Another layer of annotation on the manuscript relates to more prosaic activities. The note above is from publisher Tobias Haslinger to the engraver ‘Mr Schönwälder’ asking him to make a start on work on 17 June 1836. Markings in pencil throughout show Mr Schönwälder at work, including a note of the planned plate number for the edition and intended line and page breaks.

 

“... I wrote a concerto for you – and if this does not make clear my love for you, this one sole cry of the heart for you in which, incidentally you did not even realise how many guises your theme assumed (forgive me, it is the composer speaking) – truly you have much to make up for and will have to love me even more in the future!”

-- extract of a letter from Robert Schumann to Clara Wieck, 12 February 18383.

Andantino de Clara Wieck
'Andantino de Clara Wieck', (Add MS 37056, f. 15r).

Finally, from the material to the poetic. The piece, like much of Schumann’s music, comes with various aspects of autobiography almost encoded into it. Its composition coincided with a period in which Robert was forcibly separated from the love of his life and future wife, Clara Wieck. The theme he refers to appears in full in the slow movement (and can be seen in the image above), although it has not yet been identified from any of Clara’s known compositions. It could be seen as a very public declaration of the connection between the two musicians who continued to inspire each other in the years to come. The five descending notes of the theme went on to become something of an obsession for both Robert and, later, Johannes Brahms, and versions of this idea appear in a number of other compositions by them.4 The theme, or suggestions of it, appears throughout this piece too though, including as the dramatic opening gesture of the whole work – a launch pad into the turbulent and passionate first movement.

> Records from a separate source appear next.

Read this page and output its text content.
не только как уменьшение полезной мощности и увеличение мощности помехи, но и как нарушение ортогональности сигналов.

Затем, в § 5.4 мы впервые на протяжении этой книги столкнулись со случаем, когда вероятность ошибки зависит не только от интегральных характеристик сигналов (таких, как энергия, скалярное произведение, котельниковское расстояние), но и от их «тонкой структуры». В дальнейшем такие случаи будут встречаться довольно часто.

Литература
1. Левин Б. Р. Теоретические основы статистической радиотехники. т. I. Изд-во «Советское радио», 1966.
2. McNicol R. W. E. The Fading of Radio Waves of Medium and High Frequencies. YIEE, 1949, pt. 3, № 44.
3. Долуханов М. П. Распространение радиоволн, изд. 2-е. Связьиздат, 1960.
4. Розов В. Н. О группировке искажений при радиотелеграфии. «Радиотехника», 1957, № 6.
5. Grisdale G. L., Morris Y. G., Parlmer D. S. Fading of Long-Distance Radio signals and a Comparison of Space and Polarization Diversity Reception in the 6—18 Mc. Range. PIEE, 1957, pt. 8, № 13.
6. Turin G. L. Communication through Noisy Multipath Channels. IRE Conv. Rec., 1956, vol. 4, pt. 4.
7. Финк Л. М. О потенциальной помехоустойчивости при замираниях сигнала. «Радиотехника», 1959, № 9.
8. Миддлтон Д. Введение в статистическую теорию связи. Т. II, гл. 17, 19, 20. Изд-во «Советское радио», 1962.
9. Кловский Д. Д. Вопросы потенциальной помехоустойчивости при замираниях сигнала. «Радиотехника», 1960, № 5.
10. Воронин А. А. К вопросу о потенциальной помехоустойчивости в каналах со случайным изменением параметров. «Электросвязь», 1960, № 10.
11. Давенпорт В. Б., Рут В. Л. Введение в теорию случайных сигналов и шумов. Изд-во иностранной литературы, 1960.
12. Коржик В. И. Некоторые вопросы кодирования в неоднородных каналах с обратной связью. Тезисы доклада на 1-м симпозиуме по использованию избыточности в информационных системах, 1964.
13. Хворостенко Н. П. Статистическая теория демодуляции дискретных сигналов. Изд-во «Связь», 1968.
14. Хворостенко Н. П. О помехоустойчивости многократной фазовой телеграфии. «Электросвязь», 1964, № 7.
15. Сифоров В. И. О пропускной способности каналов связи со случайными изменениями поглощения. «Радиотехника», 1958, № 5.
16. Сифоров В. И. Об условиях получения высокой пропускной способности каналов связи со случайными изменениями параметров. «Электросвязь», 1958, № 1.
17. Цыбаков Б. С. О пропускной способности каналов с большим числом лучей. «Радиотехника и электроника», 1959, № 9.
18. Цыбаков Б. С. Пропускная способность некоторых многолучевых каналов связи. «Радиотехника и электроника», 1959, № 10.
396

Opening of the first movement, with the 'Clara theme' appearing in the first bar
Opening of the first movement, with the 'Clara theme' appearing in the first bar (Add MS 37056, f. 3r).

There is a lot in this manuscript, both in the notation and beyond, in layers of evidence and ambiguity. Like many of Robert Schumann's manuscripts (see his later set of piano pieces, for example his Waldszenen in the BnF collections) it is like a graphic realisation of the romantic idea of the wild, turbulent moments of inspiration and creation – whilst at the same time being tempered by reminders of a more prosaic reality.

Chris Scobie

Lead Curator, Music Manuscripts

 

References

1. Quoted in the preface to the edition by Ernst Herttrich, published by G. Henle Verlag (2008). 

2. Linda Correll Roesner, ‘The Autograph of Schumann’s Piano Sonata in F Minor, Opus 14’, in The Musical Quarterly, 61/1. Jan 1975, pp. 98-130.

3. Quoted in Herttrich, preface. 

4. Judith Chernaik, 'Brahms's Clara themes revisited', in The Musical Times, Winter 2019.